Fun fact: I’m still making small tweaks to these strips from their original appearance. Small stuff. Both tightening up the script and tightening up the lettering, at which I’d like to think I’ve improved over the years. When I first started working on comics digitally, I did (like many beginners) my lettering in Photoshop, which seemed to make sense, since I was working on the artwork there anyway. Keep it all in one place, right? But Photoshop is not great for comics lettering (or really any other sort of page design/layout)–it’s too inflexible, and if you’re intending to ever print your comic, working in raster as opposed to vector format will hurt you in the end.

That said, I started this all-Photoshop and all the files still are in that format, and no way am I re-lettering it all in Illustrator unless I absolutely have to, so … I’m fixing what stylistic things I can along the way, and not worrying about the rest. I mean, I like the “look” of the lettering for The Utopian (both series), so why muck with it?

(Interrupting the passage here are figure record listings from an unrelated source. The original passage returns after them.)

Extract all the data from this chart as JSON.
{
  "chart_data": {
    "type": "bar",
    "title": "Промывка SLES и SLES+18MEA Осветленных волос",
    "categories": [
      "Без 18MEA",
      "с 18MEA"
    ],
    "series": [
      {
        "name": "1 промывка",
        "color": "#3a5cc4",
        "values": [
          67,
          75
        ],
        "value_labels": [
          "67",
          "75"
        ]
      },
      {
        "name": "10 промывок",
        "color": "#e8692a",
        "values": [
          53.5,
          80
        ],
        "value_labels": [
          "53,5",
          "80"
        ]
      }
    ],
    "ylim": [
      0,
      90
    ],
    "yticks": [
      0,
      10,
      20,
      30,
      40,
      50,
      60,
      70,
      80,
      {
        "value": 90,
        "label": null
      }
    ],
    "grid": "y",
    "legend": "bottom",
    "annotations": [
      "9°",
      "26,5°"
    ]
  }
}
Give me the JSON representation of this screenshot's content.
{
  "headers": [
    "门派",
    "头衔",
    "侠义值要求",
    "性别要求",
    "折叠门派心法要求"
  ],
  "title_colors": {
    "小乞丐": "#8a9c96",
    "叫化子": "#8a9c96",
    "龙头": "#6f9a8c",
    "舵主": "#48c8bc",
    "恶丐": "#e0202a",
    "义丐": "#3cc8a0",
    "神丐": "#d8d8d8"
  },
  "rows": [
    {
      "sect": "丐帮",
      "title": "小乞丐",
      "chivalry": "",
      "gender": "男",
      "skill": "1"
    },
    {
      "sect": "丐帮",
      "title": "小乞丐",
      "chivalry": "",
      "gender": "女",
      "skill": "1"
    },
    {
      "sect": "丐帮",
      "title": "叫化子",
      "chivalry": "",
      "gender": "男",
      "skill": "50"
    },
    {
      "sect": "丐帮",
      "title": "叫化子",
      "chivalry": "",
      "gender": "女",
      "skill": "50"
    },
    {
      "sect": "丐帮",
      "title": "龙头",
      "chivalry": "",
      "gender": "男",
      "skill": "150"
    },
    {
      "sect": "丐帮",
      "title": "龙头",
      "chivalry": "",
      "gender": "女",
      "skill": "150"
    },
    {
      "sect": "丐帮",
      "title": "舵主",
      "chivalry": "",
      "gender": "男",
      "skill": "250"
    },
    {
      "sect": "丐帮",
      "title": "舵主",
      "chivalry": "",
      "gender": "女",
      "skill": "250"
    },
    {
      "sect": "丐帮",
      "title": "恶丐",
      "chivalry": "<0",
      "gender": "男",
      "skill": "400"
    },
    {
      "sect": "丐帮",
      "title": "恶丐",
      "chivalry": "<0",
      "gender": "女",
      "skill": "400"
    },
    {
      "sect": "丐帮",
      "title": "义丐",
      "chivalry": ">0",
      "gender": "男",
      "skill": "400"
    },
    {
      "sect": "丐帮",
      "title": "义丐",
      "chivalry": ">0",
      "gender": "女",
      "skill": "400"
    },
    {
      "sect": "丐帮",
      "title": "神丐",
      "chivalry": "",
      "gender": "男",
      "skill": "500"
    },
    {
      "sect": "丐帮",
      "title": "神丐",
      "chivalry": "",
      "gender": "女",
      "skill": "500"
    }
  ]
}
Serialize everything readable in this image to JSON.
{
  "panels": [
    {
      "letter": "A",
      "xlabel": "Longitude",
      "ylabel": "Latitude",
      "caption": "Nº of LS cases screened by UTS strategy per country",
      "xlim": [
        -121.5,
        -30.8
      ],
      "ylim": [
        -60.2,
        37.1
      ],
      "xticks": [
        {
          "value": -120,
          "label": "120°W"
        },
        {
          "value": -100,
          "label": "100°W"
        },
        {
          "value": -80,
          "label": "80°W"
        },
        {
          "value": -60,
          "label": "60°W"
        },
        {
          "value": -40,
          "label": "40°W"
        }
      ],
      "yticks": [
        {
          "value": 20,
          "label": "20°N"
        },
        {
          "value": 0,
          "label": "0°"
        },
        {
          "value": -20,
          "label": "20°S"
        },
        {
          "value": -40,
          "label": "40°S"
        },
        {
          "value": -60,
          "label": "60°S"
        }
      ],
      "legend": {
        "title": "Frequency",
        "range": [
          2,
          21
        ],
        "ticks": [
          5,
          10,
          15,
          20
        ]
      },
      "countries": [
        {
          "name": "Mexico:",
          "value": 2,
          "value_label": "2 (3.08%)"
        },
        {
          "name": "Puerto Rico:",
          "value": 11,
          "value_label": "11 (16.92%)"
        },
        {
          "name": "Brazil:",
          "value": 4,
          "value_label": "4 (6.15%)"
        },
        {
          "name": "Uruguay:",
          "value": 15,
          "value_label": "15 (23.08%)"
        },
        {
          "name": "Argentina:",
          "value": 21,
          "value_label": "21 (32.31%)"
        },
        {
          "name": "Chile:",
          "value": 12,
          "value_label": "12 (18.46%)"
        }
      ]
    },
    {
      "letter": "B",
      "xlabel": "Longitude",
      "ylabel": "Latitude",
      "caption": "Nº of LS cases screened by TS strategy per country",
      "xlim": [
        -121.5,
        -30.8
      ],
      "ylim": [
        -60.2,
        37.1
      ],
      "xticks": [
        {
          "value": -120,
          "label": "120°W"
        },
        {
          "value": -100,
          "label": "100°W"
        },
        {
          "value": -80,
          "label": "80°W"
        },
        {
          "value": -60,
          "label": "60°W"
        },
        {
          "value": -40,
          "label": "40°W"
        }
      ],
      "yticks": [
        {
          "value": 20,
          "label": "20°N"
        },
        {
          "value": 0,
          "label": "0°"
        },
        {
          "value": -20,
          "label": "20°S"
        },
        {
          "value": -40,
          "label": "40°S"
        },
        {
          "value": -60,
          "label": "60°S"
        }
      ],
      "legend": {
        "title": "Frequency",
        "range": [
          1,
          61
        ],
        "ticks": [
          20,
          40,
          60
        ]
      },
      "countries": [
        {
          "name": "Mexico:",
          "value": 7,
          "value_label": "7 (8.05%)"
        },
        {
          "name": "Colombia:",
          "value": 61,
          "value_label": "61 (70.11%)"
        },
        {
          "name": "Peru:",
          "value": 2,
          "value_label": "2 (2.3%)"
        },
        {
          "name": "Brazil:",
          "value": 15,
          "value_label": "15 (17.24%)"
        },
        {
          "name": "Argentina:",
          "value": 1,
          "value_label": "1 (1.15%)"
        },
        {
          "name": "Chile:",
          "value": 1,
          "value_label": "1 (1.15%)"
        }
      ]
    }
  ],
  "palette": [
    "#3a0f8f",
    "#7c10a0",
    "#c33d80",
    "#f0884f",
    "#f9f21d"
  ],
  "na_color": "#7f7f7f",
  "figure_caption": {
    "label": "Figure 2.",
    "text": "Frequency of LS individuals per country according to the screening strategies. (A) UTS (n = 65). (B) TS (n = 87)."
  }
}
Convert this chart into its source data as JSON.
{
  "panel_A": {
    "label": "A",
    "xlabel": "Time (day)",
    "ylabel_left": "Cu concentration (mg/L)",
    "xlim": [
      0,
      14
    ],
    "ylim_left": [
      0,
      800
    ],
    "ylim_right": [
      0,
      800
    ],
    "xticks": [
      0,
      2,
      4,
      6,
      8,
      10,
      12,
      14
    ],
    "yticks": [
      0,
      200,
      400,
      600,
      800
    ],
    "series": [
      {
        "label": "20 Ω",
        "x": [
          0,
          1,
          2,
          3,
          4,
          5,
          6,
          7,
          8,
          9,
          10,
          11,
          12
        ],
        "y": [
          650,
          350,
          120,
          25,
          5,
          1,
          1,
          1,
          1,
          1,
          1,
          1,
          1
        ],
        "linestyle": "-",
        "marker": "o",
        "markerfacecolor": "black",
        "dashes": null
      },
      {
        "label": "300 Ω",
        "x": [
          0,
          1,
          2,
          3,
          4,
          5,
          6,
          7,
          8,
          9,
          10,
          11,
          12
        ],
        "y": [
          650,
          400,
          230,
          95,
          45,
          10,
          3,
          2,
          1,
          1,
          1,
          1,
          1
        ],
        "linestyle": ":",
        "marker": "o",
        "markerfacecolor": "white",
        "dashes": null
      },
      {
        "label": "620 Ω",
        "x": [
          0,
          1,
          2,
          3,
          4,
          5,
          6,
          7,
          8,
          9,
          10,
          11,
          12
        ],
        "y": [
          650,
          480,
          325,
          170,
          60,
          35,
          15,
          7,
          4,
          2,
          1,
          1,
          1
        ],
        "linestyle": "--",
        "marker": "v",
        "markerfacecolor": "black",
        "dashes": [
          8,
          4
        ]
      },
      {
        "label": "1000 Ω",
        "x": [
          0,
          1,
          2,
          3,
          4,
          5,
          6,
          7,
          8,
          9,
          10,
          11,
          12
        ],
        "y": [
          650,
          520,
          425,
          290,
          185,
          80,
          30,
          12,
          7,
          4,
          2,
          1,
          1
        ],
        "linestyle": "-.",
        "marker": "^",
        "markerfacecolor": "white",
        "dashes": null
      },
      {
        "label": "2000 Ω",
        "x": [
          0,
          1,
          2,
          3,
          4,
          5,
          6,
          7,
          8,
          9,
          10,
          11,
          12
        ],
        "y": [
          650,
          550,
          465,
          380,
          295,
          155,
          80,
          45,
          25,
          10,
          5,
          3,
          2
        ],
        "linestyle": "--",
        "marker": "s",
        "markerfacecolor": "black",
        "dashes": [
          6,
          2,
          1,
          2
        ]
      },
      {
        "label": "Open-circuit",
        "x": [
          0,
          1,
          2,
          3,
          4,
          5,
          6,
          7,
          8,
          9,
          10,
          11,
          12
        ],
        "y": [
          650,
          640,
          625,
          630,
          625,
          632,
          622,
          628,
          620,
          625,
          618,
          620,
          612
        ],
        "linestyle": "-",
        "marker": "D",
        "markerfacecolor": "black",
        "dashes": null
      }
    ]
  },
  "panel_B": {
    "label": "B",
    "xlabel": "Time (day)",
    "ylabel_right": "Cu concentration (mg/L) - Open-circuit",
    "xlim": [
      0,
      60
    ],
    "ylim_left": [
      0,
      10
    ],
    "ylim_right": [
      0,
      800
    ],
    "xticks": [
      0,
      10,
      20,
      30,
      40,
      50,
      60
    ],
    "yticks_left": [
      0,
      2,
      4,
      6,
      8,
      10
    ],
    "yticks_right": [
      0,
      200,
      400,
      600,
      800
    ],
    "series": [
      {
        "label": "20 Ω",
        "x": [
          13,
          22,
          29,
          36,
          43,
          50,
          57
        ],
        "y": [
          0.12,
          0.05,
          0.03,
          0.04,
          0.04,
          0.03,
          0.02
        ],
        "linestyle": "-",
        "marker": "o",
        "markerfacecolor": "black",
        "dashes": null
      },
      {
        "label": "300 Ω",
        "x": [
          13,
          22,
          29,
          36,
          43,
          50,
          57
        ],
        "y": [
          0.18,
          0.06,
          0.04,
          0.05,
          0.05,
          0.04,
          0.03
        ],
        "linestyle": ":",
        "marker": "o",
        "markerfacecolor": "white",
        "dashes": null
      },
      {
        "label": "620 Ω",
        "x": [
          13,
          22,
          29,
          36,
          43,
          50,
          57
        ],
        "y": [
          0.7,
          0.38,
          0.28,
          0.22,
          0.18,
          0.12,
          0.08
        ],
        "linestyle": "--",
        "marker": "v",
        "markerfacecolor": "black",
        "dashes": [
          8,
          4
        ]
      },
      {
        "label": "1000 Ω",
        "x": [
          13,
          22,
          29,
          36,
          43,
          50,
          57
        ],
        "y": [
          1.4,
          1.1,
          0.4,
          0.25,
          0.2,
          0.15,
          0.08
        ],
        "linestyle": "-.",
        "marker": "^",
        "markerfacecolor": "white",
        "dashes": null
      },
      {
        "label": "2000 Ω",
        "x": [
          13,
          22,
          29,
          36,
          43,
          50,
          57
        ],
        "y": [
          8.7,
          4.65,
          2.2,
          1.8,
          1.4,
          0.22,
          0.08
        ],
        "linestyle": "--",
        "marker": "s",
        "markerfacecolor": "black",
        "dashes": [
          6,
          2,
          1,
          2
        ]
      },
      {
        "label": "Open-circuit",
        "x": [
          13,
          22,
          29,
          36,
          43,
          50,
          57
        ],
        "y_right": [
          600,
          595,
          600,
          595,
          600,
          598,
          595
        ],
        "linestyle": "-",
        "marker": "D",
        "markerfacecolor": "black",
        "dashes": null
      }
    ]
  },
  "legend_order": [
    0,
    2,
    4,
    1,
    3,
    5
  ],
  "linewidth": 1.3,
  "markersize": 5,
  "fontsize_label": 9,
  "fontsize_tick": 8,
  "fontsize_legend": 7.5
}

Anyway, here’s the original commentary to this strip from April 23, 2012:

My original script had a lot of “realistic” use of foul language, but I’m trying to keep this strip as all-ages friendly as possible while still maintaining its complex characters, themes and adult situations. In the first Utopian series, I used asterisks to blot out expletives, but I kinda hate that, because you know what the word is, and all I’m doing is impeding your reading.

That said, I was watching a lot of “The Wire” while writing the first 40 strips, so who knows?